Mais bon ne gâchons pas notre plaisir pour de tels doutes ponctuels, il s’agit d’un livre qui se lit bien et qui en vaut la peine. Ah oui, Wiggins = pas cool (un peu égoïste), Cavendish = cool (gentil et altruiste). Bon alors David, que vas tu faire maintenant …. un record de l’heure « clean » sur une bécane old school ça te dirait?

 

4 commentaires
  1. 2006, c’est l’année ou Dick Pound a fait beaucoup de pression avec la WADA et que la lutte anti dopage a vraiment commencé… de memoire, il avait attrappé pour epo durant l’hiver des skieurs de fond…

    On June 9, 2006, Armstrong sent an eight-page letter to Jacques Rogge, president of the International Olympic Committee, demanding that action be taken against Pound.

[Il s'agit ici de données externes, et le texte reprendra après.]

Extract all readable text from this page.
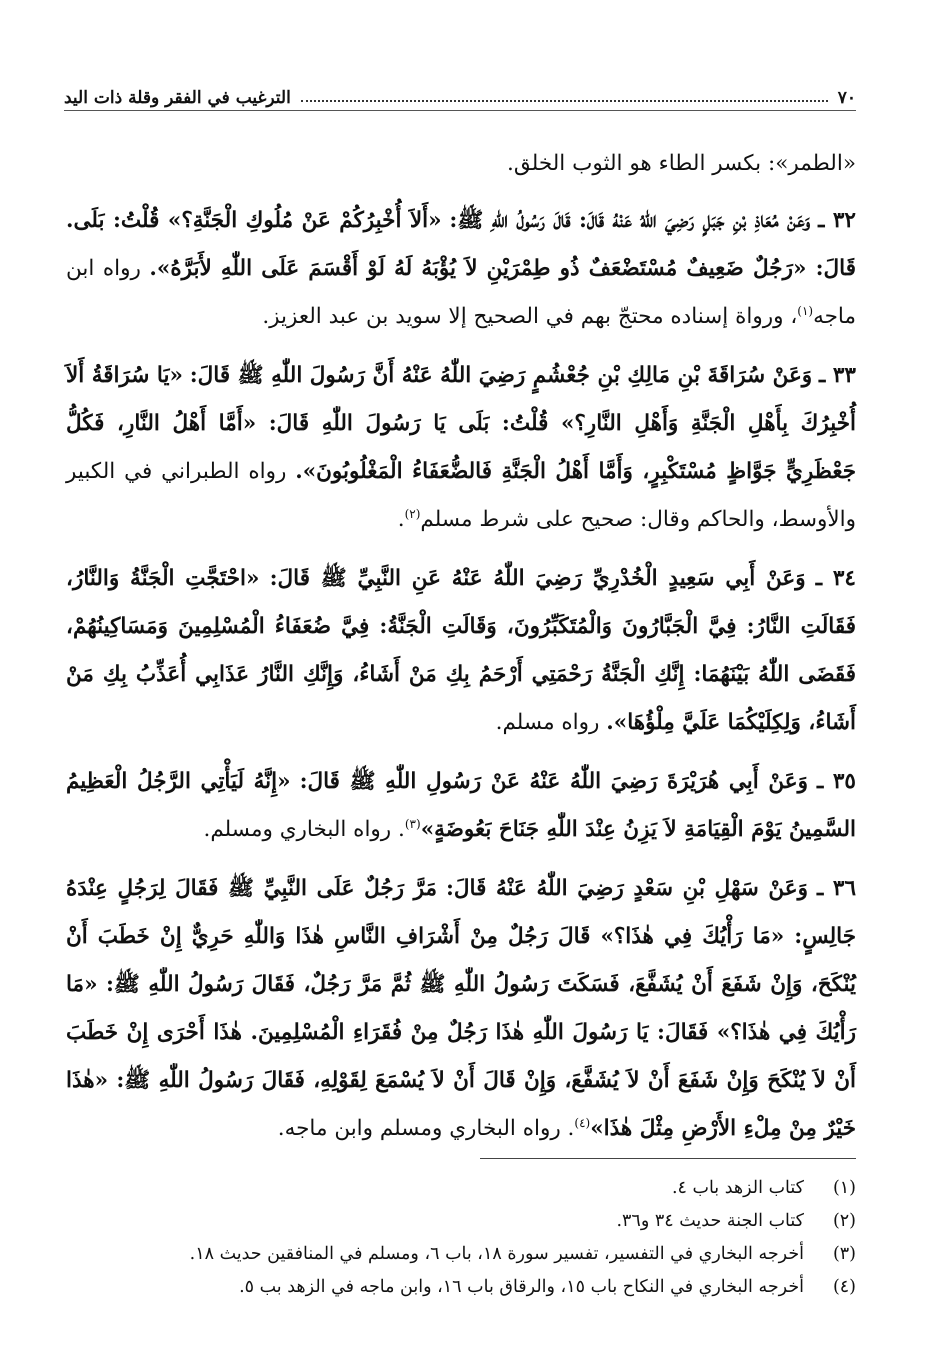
٧٠
الترغيب في الفقر وقلة ذات اليد

«الطمر»: بكسر الطاء هو الثوب الخلق.

٣٢ ـ وَعَنْ مُعَاذِ بْنِ جَبَلٍ رَضِيَ اللّٰهُ عَنْهُ قَالَ: قَالَ رَسُولُ اللّٰهِ ﷺ: «أَلاَ أُخْبِرُكُمْ عَنْ مُلُوكِ الْجَنَّةِ؟» قُلْتُ: بَلَى. قَالَ: «رَجُلٌ ضَعِيفٌ مُسْتَضْعَفٌ ذُو طِمْرَيْنِ لاَ يُؤْبَهُ لَهُ لَوْ أَقْسَمَ عَلَى اللّٰهِ لأَبَرَّهُ». رواه ابن ماجه$^{(١)}$، ورواة إسناده محتجّ بهم في الصحيح إلا سويد بن عبد العزيز.

٣٣ ـ وَعَنْ سُرَاقَةَ بْنِ مَالِكِ بْنِ جُعْشُمٍ رَضِيَ اللّٰهُ عَنْهُ أَنَّ رَسُولَ اللّٰهِ ﷺ قَالَ: «يَا سُرَاقَةُ أَلاَ أُخْبِرُكَ بِأَهْلِ الْجَنَّةِ وَأَهْلِ النَّارِ؟» قُلْتُ: بَلَى يَا رَسُولَ اللّٰهِ قَالَ: «أَمَّا أَهْلُ النَّارِ، فَكُلُّ جَعْظَرِيٍّ جَوَّاظٍ مُسْتَكْبِرٍ، وَأَمَّا أَهْلُ الْجَنَّةِ فَالضُّعَفَاءُ الْمَغْلُوبُونَ». رواه الطبراني في الكبير والأوسط، والحاكم وقال: صحيح على شرط مسلم$^{(٢)}$.

٣٤ ـ وَعَنْ أَبِي سَعِيدٍ الْخُدْرِيِّ رَضِيَ اللّٰهُ عَنْهُ عَنِ النَّبِيِّ ﷺ قَالَ: «احْتَجَّتِ الْجَنَّةُ وَالنَّارُ، فَقَالَتِ النَّارُ: فِيَّ الْجَبَّارُونَ وَالْمُتَكَبِّرُونَ، وَقَالَتِ الْجَنَّةُ: فِيَّ ضُعَفَاءُ الْمُسْلِمِينَ وَمَسَاكِينُهُمْ، فَقَضَى اللّٰهُ بَيْنَهُمَا: إِنَّكِ الْجَنَّةُ رَحْمَتِي أَرْحَمُ بِكِ مَنْ أَشَاءُ، وَإِنَّكِ النَّارُ عَذَابِي أُعَذِّبُ بِكِ مَنْ أَشَاءُ، وَلِكِلَيْكُمَا عَلَيَّ مِلْؤُهَا». رواه مسلم.

٣٥ ـ وَعَنْ أَبِي هُرَيْرَةَ رَضِيَ اللّٰهُ عَنْهُ عَنْ رَسُولِ اللّٰهِ ﷺ قَالَ: «إِنَّهُ لَيَأْتِي الرَّجُلُ الْعَظِيمُ السَّمِينُ يَوْمَ الْقِيَامَةِ لاَ يَزِنُ عِنْدَ اللّٰهِ جَنَاحَ بَعُوضَةٍ»$^{(٣)}$. رواه البخاري ومسلم.

٣٦ ـ وَعَنْ سَهْلِ بْنِ سَعْدٍ رَضِيَ اللّٰهُ عَنْهُ قَالَ: مَرَّ رَجُلٌ عَلَى النَّبِيِّ ﷺ فَقَالَ لِرَجُلٍ عِنْدَهُ جَالِسٍ: «مَا رَأْيُكَ فِي هٰذَا؟» قَالَ رَجُلٌ مِنْ أَشْرَافِ النَّاسِ هٰذَا وَاللّٰهِ حَرِيٌّ إِنْ خَطَبَ أَنْ يُنْكَحَ، وَإِنْ شَفَعَ أَنْ يُشَفَّعَ، فَسَكَتَ رَسُولُ اللّٰهِ ﷺ ثُمَّ مَرَّ رَجُلٌ، فَقَالَ رَسُولُ اللّٰهِ ﷺ: «مَا رَأْيُكَ فِي هٰذَا؟» فَقَالَ: يَا رَسُولَ اللّٰهِ هٰذَا رَجُلٌ مِنْ فُقَرَاءِ الْمُسْلِمِينَ. هٰذَا أَحْرَى إِنْ خَطَبَ أَنْ لاَ يُنْكَحَ وَإِنْ شَفَعَ أَنْ لاَ يُشَفَّعَ، وَإِنْ قَالَ أَنْ لاَ يُسْمَعَ لِقَوْلِهِ، فَقَالَ رَسُولُ اللّٰهِ ﷺ: «هٰذَا خَيْرٌ مِنْ مِلْءِ الأَرْضِ مِثْلَ هٰذَا»$^{(٤)}$. رواه البخاري ومسلم وابن ماجه.

(١)
كتاب الزهد باب ٤.
(٢)
كتاب الجنة حديث ٣٤ و٣٦.
(٣)
أخرجه البخاري في التفسير، تفسير سورة ١٨، باب ٦، ومسلم في المنافقين حديث ١٨.
(٤)
أخرجه البخاري في النكاح باب ١٥، والرقاق باب ١٦، وابن ماجه في الزهد بب ٥.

    1. oui mais ça reste une drôle de coïncidence tout le monde qui jette ses stocks en 2006 … j’ai l’impression que la grande majorité n’arrête de se doper que lorsqu’il y a test positif …. même aujourd’hui …. pour moi l’autre interrogation c’est Sky … Wiggins, Froome et le petit nouveau aussi, c’est un méchant condensé de watts/kg

        1. Barry, y a un transfert/départ aussi… moi j’adorre les props de Dowsett, genre… je ne savais rien de Lance… hey oh, le gars a été pris en photo avec motoman… tsé le livreur/suiveur d’epo de lance!